My mom made me lunch today.
We went to the movies.
When a novel is written in first person, the narrator is most often a character in the story, telling the reader about events that he or she has experienced.
2nd Person: You
When you write in second person, you’re talking to the reader:
You would really enjoy this book.
Your mom made you lunch today.
You went to the movies.
Very few books are written in second person. The Choose Your Own Adventure series is one example; the book is written as if the reader is the main character. It contains scenarios such as, “As you are running away from the grizzly bear, you suddenly reach a cliff. If you choose to jump off the cliff, turn to page 142. If you choose to turn and face the grizzly bear, turn to page 145.”
3rd Person: He, She
When you write in third person, you are writing about other people or characters without mentioning yourself:
He made a difficult decision.
The main character matured over the course of the novel.
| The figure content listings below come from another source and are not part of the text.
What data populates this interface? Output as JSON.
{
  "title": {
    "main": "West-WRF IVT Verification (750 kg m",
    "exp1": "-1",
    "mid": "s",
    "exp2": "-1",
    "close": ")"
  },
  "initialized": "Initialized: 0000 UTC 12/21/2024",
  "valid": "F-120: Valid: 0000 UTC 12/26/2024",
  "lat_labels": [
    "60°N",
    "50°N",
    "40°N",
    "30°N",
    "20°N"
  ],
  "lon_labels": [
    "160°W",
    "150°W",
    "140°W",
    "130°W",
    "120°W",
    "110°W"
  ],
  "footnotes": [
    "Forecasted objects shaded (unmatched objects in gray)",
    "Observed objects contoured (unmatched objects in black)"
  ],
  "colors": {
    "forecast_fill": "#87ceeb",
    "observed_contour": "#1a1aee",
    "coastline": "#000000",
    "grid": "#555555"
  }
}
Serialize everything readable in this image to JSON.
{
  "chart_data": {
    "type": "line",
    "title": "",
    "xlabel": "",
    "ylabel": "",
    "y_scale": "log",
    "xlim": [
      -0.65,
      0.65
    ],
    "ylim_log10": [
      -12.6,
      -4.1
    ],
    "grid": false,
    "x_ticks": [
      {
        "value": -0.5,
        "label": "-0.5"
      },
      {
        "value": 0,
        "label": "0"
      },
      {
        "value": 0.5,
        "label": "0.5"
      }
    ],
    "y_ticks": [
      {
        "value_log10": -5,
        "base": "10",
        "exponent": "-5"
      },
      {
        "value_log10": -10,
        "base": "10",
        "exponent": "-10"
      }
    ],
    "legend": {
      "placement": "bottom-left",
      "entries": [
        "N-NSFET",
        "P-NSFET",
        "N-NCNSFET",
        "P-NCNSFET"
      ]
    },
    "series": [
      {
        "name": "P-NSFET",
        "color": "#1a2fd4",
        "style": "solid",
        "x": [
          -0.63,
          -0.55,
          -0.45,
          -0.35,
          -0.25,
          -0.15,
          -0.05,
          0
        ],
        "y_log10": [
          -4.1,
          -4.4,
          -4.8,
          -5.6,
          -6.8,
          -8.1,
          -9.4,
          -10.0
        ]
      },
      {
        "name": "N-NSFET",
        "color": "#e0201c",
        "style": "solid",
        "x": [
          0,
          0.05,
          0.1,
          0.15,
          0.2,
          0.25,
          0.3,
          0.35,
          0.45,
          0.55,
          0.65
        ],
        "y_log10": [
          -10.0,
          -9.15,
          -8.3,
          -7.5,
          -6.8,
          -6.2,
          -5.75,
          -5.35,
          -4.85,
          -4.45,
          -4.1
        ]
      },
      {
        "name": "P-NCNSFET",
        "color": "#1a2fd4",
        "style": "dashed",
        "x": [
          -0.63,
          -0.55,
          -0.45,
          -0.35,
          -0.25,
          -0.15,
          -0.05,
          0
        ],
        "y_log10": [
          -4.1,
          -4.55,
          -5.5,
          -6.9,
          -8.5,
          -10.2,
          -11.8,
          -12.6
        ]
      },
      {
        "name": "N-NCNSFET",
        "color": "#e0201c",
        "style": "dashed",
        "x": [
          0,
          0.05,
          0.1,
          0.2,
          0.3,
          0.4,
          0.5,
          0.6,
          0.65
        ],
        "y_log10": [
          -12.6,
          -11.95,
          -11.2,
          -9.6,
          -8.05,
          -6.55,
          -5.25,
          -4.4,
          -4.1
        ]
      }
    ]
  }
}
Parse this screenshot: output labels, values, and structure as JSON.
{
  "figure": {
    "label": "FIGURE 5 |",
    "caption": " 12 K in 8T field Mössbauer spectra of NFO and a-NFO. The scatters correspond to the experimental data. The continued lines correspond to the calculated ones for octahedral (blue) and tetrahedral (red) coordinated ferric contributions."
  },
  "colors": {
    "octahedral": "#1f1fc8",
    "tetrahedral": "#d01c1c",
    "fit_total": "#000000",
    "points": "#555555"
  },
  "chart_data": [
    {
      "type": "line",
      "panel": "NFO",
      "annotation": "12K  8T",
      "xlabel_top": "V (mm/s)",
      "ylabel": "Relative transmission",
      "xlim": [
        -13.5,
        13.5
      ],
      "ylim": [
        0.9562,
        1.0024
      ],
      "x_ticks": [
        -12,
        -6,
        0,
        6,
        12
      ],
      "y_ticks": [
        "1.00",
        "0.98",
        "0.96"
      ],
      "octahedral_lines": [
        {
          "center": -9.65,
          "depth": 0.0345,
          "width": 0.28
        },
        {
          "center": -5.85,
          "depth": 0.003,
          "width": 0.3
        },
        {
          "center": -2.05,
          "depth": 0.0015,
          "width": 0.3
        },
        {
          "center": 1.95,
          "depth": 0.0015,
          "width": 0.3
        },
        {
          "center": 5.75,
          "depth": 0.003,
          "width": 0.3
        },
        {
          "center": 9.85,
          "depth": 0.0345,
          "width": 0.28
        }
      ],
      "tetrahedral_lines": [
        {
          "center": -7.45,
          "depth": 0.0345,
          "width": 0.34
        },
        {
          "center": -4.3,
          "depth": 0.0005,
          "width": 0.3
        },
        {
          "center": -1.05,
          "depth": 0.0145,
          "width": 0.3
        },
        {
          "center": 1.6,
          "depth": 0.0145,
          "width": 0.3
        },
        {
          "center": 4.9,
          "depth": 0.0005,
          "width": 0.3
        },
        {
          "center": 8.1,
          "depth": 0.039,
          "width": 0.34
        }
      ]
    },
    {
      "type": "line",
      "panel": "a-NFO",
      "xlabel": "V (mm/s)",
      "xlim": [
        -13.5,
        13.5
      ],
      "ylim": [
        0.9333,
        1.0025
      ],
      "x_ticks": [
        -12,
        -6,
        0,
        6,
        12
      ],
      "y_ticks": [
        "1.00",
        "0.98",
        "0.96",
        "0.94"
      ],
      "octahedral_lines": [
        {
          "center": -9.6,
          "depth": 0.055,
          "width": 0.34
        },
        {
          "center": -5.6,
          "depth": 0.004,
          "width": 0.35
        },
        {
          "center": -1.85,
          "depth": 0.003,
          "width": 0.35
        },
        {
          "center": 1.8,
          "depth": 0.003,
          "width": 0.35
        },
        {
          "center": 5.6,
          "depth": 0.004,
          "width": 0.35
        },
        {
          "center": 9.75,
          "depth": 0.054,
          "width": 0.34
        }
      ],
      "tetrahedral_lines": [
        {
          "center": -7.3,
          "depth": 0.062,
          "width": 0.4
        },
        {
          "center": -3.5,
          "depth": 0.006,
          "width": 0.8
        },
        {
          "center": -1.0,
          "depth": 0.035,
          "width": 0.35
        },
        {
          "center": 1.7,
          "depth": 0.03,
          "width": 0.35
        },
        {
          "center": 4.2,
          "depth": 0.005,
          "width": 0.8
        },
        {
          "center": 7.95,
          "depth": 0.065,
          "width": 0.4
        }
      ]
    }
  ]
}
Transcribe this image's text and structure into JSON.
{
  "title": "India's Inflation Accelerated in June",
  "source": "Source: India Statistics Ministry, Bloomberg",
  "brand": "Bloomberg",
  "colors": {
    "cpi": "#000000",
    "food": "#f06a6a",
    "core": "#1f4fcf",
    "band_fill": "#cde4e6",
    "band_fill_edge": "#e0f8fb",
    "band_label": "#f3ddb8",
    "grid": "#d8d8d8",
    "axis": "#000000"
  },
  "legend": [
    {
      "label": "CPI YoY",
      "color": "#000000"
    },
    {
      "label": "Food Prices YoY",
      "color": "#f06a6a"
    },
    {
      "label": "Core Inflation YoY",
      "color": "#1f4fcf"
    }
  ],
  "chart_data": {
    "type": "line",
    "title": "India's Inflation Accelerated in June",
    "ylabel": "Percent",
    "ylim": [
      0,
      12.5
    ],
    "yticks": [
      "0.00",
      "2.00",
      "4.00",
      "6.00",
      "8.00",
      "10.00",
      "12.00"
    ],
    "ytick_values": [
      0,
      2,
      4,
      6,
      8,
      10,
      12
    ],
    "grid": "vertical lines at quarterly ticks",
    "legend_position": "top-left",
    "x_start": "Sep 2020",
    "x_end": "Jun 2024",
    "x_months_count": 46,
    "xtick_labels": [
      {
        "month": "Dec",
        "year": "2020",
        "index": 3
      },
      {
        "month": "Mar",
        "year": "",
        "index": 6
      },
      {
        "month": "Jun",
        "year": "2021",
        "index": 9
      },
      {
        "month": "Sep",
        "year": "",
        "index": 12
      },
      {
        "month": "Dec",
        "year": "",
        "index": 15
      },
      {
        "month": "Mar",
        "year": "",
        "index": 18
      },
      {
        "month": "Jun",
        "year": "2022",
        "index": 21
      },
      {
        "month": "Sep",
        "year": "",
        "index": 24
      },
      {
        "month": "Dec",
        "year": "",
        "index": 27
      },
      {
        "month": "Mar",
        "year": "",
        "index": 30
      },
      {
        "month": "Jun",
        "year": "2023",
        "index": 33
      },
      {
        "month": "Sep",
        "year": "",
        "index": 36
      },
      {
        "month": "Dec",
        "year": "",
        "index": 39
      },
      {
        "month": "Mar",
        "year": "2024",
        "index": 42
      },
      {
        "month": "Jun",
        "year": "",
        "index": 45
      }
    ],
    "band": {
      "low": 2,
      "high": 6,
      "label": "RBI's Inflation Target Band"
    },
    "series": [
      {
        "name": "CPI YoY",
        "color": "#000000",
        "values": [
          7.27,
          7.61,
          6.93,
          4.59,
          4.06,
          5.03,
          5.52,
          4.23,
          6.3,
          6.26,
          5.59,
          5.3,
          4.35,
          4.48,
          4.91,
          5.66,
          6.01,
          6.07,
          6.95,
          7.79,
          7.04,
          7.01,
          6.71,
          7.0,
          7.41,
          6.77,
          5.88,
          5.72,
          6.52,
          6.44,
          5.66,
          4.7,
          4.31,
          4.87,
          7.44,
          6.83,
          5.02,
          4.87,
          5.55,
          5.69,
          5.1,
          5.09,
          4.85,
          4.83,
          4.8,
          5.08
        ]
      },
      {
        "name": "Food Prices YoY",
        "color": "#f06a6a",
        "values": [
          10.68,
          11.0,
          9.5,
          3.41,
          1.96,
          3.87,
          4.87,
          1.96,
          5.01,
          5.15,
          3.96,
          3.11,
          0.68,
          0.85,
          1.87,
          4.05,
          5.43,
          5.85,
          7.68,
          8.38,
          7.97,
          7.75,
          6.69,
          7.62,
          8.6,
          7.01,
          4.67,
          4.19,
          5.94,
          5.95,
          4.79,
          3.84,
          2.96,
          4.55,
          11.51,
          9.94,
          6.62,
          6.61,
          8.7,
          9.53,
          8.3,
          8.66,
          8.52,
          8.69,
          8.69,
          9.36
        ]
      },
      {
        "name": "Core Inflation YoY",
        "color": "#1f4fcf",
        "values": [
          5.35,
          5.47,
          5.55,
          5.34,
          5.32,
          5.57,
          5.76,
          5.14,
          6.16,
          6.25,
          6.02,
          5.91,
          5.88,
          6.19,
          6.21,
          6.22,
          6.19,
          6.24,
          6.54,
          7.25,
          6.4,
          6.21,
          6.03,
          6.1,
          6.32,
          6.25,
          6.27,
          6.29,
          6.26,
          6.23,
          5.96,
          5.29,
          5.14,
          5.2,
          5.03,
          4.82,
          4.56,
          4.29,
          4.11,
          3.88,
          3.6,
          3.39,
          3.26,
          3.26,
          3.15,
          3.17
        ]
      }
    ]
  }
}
Her mom made her lunch today.
Ralph and Jack created rival tribes.
Or, the plural of this last example: They created rival tribes.
When a novel is written in third person, the narrator is not a character in the novel, but a voice from outside the story conveying events. A third person narrator can be third person omniscient if he/she conveys the thoughts and feelings of multiple characters, or third person limited if he/she conveys the thoughts and feelings of only the main character.
Avoiding 1st and 2nd Person in Formal Writing
All formal essays should be written entirely in 3rd person. This means that you should avoid phrases like the following:
I think… (Back up your thesis with evidence, not your opinions.)
I have proven that… (This phrase is unnecessary; just state the point. If you’ve really proven it, the reader will know without being told.)
You can see that… (This phrase is also unnecessary; just state the point.)
An important theme in this book is that you always get what you deserve. (Statements like this can be easily rephrased into a 3rd person construction: people always get what they deserve.)